Validity of HydraTrend Reagent Strips for the Assessment of Hydration Status

Abstract Abbey, BM, Heelan, KA, Brown, GA, and Bartee, RT. Validity of HydraTrend reagent strips for the assessment of hydration status. J Strength Cond Res 28(9): 2634–2639, 2014—Hydration is used by athletic governing organizations for weight class eligibility. The measurement of urine specific gravity (USG) as a measure of hydration by reagent strips is a controversial issue. The purpose of this study was to determine the validity of HydraTrend reagent strips that facilitate the correction of USG for alkaline urine samples against refractometry for the assessment of USG. Fifty-one participants (33 males, age = 22.3 ± 1.3 years; 18 females, age = 22.4 ± 1.2 years) provided 84 urine samples. The samples were tested for USG using refractometry and reagent strips and for pH using reagent strips and a digital pH meter. Strong correlation coefficients were found between refractometry and reagent strips for USG (rs(82) = 0.812, p < 0.01) and between reagent strips and pH meter for pH (rs(82) = 0.939, p < 0.01).
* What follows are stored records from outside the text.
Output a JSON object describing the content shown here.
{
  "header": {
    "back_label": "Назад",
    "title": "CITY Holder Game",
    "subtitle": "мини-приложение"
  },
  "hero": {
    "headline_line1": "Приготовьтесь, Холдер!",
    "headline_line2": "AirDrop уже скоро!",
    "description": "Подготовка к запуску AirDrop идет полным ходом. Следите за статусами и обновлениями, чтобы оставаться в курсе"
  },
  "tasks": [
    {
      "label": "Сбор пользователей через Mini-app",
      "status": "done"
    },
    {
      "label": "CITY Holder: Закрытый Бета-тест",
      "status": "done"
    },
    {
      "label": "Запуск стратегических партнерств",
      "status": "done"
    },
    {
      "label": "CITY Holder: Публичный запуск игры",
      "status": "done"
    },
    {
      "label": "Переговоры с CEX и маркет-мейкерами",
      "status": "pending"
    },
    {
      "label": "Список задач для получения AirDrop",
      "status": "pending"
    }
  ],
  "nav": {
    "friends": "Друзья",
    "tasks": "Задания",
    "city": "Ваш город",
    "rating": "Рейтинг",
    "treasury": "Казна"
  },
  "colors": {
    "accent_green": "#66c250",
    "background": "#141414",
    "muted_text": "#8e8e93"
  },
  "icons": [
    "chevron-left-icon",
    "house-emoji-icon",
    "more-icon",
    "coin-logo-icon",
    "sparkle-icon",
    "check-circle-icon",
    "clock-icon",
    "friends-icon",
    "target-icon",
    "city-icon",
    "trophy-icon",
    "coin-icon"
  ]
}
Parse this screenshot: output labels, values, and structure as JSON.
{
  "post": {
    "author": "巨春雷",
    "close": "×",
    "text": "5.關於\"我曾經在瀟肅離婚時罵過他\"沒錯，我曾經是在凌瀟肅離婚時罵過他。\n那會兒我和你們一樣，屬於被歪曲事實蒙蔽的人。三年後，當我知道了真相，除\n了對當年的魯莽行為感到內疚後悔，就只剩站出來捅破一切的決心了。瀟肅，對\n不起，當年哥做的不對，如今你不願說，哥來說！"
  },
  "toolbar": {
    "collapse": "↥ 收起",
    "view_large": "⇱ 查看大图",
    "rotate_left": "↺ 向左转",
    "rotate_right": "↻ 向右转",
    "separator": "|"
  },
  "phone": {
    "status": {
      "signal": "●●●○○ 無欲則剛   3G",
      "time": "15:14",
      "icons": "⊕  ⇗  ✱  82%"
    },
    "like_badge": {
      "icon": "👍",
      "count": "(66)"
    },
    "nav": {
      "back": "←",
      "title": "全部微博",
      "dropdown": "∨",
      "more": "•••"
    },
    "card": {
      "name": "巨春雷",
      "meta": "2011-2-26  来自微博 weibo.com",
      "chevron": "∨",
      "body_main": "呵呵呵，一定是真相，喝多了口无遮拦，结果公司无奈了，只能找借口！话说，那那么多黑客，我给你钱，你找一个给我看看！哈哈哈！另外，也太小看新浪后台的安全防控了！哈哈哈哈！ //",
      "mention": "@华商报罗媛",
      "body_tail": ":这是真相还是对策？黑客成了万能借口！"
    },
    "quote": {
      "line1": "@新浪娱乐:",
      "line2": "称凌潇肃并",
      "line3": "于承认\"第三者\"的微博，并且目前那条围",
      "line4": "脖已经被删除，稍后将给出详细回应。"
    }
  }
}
It was observed that false negative results for National Collegiate Athletic Association (NCAA) requirements (fail refractometry with USG >1.020, pass reagent strips with USG ⩽1.020) occurred 39% (33/84) of the time and false negative results for National Federation of State High School Association (NFHS) requirements (fail refractometry with USG >1.025, pass reagent strips with USG ⩽1.025) occurred 14% (12/84) of the time. There were no false positives (pass refractometry and fail reagent strips) for NCAA or NFHS requirements. These data show that refractometry and reagent strips have strong positive correlations. However, the risk of a false negative result leading to incorrect certification of euhydration status outweighs the benefits of the HydraTrend reagent strips for the measurement of USG.